HEADLINE
Mode Gelap
Artikel teks besar

Menkeu Purbaya Berupaya Selamatkan 16 Ribu Pegawai Bea Cukai dari Ancaman Pembubaran Presiden


FOKUSUPDATE .COM
– Menteri Keuangan (Menkeu) Purbaya Yudhi Sadewa mengungkapkan adanya komitmen tegas dari Presiden Prabowo Subianto untuk melakukan evaluasi total terhadap kinerja Direktorat Jenderal Bea dan Cukai (DJBC). Evaluasi ini dilakukan sebagai respons atas perlunya perbaikan performa dan integritas di lingkungan instansi tersebut.

​Dalam sebuah sesi bincang-bincang di kanal YouTube CURHAT BANG Denny Sumargo yang dikutip pada Jumat (3/7/2026), Purbaya mengungkapkan bahwa Presiden sempat mewacanakan pembubaran DJBC jika tidak menunjukkan perbaikan signifikan dalam waktu satu tahun. Menurut rencana tersebut, fungsi pengawasan komoditas perdagangan akan dialihkan ke lembaga inspeksi independen internasional, Société Générale de Surveillance (SGS).

​"Saya baru rapat 8 bulan tapi sudah membaik sedikit karena ancaman presiden jelas. Kalau dalam waktu setahun enggak ada perbaikan, Bea Cukai akan dibubarin diganti sama SGS," ujar Purbaya.

​Menyadari dampak sosial yang besar, terutama terhadap nasib sekitar 16.000 pegawai Bea Cukai, Purbaya mengaku telah melakukan pendekatan persuasif kepada Kepala Negara. Ia memohon waktu tambahan selama 12 bulan untuk melakukan pembenahan internal secara menyeluruh dan menata ulang struktur tata kelola di hulu.

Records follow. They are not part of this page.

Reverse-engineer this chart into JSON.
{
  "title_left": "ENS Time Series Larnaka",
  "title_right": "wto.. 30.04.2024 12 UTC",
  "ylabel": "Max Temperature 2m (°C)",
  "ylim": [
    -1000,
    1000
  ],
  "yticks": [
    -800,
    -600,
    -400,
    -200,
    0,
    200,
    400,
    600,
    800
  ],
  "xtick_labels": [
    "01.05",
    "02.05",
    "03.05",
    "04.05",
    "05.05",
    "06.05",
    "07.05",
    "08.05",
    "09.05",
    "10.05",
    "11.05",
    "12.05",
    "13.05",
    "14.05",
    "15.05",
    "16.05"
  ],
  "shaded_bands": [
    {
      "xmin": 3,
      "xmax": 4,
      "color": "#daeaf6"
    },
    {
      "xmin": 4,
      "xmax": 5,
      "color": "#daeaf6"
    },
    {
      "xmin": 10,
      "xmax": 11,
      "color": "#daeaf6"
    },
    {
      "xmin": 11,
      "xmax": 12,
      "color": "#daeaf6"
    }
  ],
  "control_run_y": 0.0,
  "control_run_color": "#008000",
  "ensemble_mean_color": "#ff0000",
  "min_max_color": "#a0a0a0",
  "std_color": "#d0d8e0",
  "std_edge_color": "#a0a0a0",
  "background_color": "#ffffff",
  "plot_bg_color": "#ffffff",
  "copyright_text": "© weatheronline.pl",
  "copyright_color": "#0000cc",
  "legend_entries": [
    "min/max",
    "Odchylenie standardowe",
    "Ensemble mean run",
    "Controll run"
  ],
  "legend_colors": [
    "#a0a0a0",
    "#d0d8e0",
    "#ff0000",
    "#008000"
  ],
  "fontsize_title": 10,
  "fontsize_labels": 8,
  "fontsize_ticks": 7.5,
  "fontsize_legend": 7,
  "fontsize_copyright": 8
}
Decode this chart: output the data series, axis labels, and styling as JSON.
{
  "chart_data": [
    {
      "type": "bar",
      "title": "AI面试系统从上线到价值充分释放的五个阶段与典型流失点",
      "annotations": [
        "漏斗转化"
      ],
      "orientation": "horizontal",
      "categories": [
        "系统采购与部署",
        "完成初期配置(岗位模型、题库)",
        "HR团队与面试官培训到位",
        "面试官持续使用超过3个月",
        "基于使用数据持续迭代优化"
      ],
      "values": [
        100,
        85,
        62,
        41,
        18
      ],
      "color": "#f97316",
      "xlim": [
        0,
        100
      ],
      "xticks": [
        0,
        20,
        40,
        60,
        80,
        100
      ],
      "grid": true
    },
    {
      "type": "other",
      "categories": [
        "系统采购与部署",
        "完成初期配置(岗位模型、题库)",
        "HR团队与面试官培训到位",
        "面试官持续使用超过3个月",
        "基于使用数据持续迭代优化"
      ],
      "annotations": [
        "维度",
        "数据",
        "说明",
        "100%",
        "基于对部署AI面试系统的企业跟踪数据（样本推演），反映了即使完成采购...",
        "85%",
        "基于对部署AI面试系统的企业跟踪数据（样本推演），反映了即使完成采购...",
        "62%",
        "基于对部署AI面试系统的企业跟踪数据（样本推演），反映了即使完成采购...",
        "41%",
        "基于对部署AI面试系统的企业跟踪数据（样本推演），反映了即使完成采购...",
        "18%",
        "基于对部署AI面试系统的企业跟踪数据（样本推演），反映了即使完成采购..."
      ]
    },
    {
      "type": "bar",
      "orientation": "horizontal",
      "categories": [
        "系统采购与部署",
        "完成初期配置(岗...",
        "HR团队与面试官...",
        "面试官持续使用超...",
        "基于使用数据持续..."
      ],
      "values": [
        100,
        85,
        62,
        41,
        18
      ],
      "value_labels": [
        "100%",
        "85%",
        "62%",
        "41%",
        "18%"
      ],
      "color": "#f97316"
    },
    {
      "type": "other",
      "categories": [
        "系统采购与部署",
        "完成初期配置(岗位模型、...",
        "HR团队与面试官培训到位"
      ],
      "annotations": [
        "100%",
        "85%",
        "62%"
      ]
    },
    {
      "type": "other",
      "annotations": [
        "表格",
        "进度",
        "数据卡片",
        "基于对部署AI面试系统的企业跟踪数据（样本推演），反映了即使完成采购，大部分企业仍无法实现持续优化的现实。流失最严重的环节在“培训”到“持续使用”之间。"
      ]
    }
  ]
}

​"Saya bilang Pak Presiden, saya beresin dulu Pak setahun. Ada wacana, oh, sudah diputusin malah. Presiden bilang ganti, bubarkan. Saya ngerayu dia sedikit, 'Pak, setahun ya Pak biar saya beresin dulu'," tambah Menkeu.

​Langkah tegas ini merupakan kelanjutan dari upaya pembersihan dan akselerasi performa yang telah dilakukan secara agresif oleh Kementerian Keuangan sejak awal tahun 2026. Pada Februari 2026, Purbaya telah melakukan mutasi besar-besaran terhadap lebih dari 80 pejabat di lingkungan Direktorat Jenderal Pajak (DJP) dan DJBC.

​Perombakan strategis tersebut mencakup penggantian 22 pejabat eselon II di tingkat pusat, peremajaan jajaran Kepala Kantor Wilayah (Kakanwil), serta pergantian Kepala Kantor Pelabuhan di lima gerbang logistik utama nasional, yakni Tanjung Priok, Tanjung Emas, Tanjung Perak, Batam, dan Sumatera Utara.

​Upaya reformasi birokrasi ini dipicu pula oleh tindakan hukum dari Komisi Pemberantasan Korupsi (KPK) pada awal tahun 2026, yang menetapkan tujuh oknum pegawai internal Kemenkeu—terdiri dari empat pegawai Bea Cukai dan tiga pegawai Pajak—sebagai tersangka kasus hukum.

​Melalui langkah-langkah pembenahan ini, Kementerian Keuangan berharap dapat memulihkan kepercayaan publik serta menjaga integritas sistem kepabeanan nasional.